The treasures of flight unfold in the climb. The countryside is laid before me; an expression as varied as the human existence. Fields appear as patchwork, the snap-green of alfalfa pieced with the chocolate of freshly-plowed loam and the manila of drying corn. A quarry, swarming with yellow trucks, bores into the earth for rock. Slicing through the rolling hills, ribbons of tar carry the morning commuters. Trimmed and heading south the plane climbs out of the airport pattern. There is relativity little to do. A time to think on lift.

The air continuously flows by the wing. I imagine tracing the flow of air -- drawing streamlines. Ahead of the plane, the streamlines are as parallel as railroad tracks. The wing acts as a blunt chisel, splitting these streamlines apart. Split by the wing, streamlines drape over the upper surface and hug the underside. To maintain the continuous flow of air, one bit of air above the wing must travel faster to meet its neighbor traveling under the wing.

One short section of these streamlines is a parcel of air. The energy of this parcel may be split in two. One part is the kinetic energy of uniform motion - the energy anything acquires just by moving relative to something else. The other part is the energy of interaction between the air parcel and its neighbors, the pressure of the parcel; the greater the pressure the harder the parcel pushes on its neighbors. The two parts add togther to make the total amount of energy of the parcel.

Before my wing comes along, every parcel of air moves relative to the wing at the same speed; the air flows by continuously. When my wing slices through the air and a parcel travels over the wing, the parcel must move faster over the wing. The greater the speed, the greater the kinetic energy. Even so, the total energy remains constant. Since kinetic energy has increased then the other part - air pressure - must decrease. Thus, the parcel of air exerts less pressure on its neighbors and the wing!. Adding up all the contributions of every parcel of air, the flow over the wing creates a slight vacuum, sucking the wing upwards and lifting the airplane. You can see why the wing is more or less level on the bottom. This ensures that the parcels of air below the wing move along almost undisturbed, keeping the pressure just as it was before the airplane came along.

We can see this effect with just two sheets of paper. Try blowing them apart! To try this, hold one sheet in each hand so that they hang vertically. You will be looking at the edges of the paper. Now, try to blow them apart. As you blow harder and harder between the sheets they come closer together! In the middle the air moves quickly, reducing the pressure. The streamlines are sucked together and the paper is drawn into the flow.

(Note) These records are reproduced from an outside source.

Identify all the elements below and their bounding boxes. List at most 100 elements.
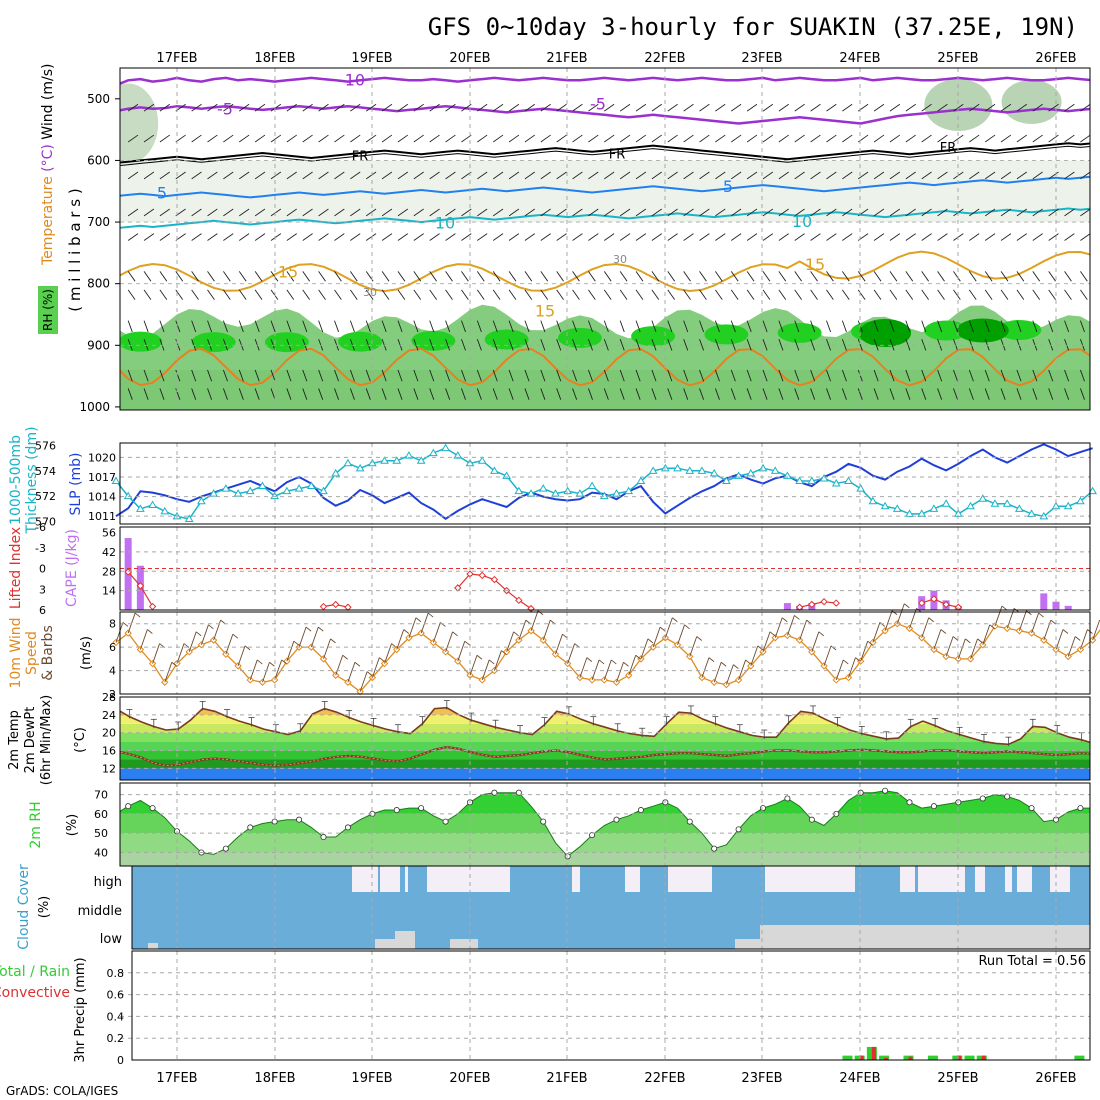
wind-barb-flag xyxy=(708,657,715,662)
wind-barb xyxy=(953,271,961,282)
wind-barb-shaft xyxy=(579,657,588,678)
pressure-tick: 500 xyxy=(87,92,110,106)
wind-barb xyxy=(921,208,932,217)
temp-label: 2m Temp xyxy=(7,710,22,770)
li-point xyxy=(832,599,840,607)
wind-barb xyxy=(587,369,593,382)
wind-barb xyxy=(191,338,197,351)
wind-barb xyxy=(1048,271,1056,282)
wind-barb xyxy=(1032,134,1043,143)
slp-tick: 1011 xyxy=(88,510,116,523)
rh-point xyxy=(1028,805,1035,812)
thickness-point xyxy=(282,486,292,495)
wind-barb xyxy=(794,338,800,351)
wind-barb xyxy=(587,338,593,351)
wind-barb xyxy=(191,208,202,217)
wind-barb-shaft xyxy=(945,636,954,657)
li-tick: -6 xyxy=(35,521,46,534)
wind-barb xyxy=(746,103,758,112)
wind-barb-flag xyxy=(537,610,544,616)
wind-barb xyxy=(794,271,802,282)
wind-barb xyxy=(889,208,901,217)
slp-tick: 1017 xyxy=(88,471,116,484)
chart-title: GFS 0~10day 3-hourly for SUAKIN (37.25E,… xyxy=(428,13,1078,41)
wind-barb xyxy=(159,171,170,180)
wind-barb xyxy=(683,388,689,400)
wind-barb xyxy=(667,388,673,400)
wind-barb xyxy=(318,103,329,112)
precip-conv-bar xyxy=(981,1055,986,1060)
wind-barb-shaft xyxy=(139,629,148,650)
wind-barb xyxy=(1000,103,1012,112)
thickness-point xyxy=(1027,509,1036,517)
wind-barb xyxy=(254,388,260,400)
wind-barb-shaft xyxy=(408,617,417,638)
wind-barb xyxy=(143,320,149,333)
cape-tick: 28 xyxy=(102,565,116,578)
wind-barb xyxy=(683,289,691,300)
wind-barb xyxy=(731,208,742,217)
wind-barb xyxy=(270,289,279,300)
upper-wind-barbs xyxy=(127,103,1090,400)
thickness-point xyxy=(868,496,878,505)
wind-barb xyxy=(746,134,758,143)
date-label-bottom: 26FEB xyxy=(1035,1071,1076,1086)
wind-speed-point xyxy=(148,659,157,668)
wind-barb xyxy=(1080,134,1090,143)
wind-barb xyxy=(1079,388,1085,400)
date-label-top: 18FEB xyxy=(254,51,295,66)
wind-barb xyxy=(762,171,774,180)
thickness-point xyxy=(709,468,719,477)
wind-barb xyxy=(302,369,308,382)
wind-barb xyxy=(699,338,705,351)
wind-barb xyxy=(1064,134,1075,143)
wind-barb xyxy=(699,103,710,112)
wind-barb xyxy=(207,103,218,112)
wind-barb-flag xyxy=(488,659,495,665)
wind-barb xyxy=(842,171,853,180)
wind-barb xyxy=(524,289,533,300)
wind-barb-flag xyxy=(195,631,202,637)
wind-barb xyxy=(794,369,800,382)
wind-barb xyxy=(778,233,789,241)
wind-barb xyxy=(175,369,181,382)
wind-barb-flag xyxy=(684,624,690,630)
grid-lines xyxy=(120,68,1090,1060)
wind-barb xyxy=(492,271,501,282)
wind-barb xyxy=(762,369,768,382)
wind-barb xyxy=(286,369,292,382)
wind-barb xyxy=(889,388,895,400)
wind-barb xyxy=(445,320,451,333)
wind-barb-shaft xyxy=(738,659,747,681)
li-point xyxy=(820,597,828,606)
wind-barb xyxy=(619,369,625,382)
wind-barb xyxy=(651,271,660,282)
wind-barb xyxy=(730,289,739,300)
wind-barb xyxy=(746,289,755,300)
date-label-bottom: 22FEB xyxy=(644,1071,685,1086)
wind-barb xyxy=(175,271,184,282)
wind-barb xyxy=(1032,289,1041,300)
cloud-low-area xyxy=(375,939,395,949)
wind-barb xyxy=(492,388,498,400)
wind-barb-flag xyxy=(598,659,605,665)
contour-label-plus15: 15 xyxy=(278,263,298,282)
thickness-point xyxy=(1015,504,1024,512)
wind-barb xyxy=(508,171,520,180)
wind-barb xyxy=(254,338,260,351)
thickness-point xyxy=(1063,501,1073,510)
wind-barb xyxy=(254,134,266,143)
wind-barb xyxy=(873,271,882,282)
wind-barb-shaft xyxy=(591,659,600,681)
wind-barb xyxy=(715,289,723,300)
wind-barb xyxy=(619,233,631,241)
wind-barb xyxy=(937,369,943,382)
wind-barb xyxy=(969,103,980,112)
wind-barb-flag xyxy=(305,626,312,632)
wind-barb xyxy=(1064,320,1070,333)
wind-barb xyxy=(667,271,676,282)
li-line xyxy=(921,598,959,608)
wind-barb xyxy=(270,103,282,112)
wind-barb xyxy=(540,338,546,351)
label-part: Temperature xyxy=(40,172,56,266)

The valley and its town have vanished behind the tail. Below me, the long legged ridges swing from the northeast to the southwest in wide arcs, dividing up the land into narrow valleys. A ridge line rises up, richly carpeted in autumn's colorful pointillism. I finish the climb, trim the plane for straight and level flight, and rest in the balance between the wings' lift and the persistent tug of gravity.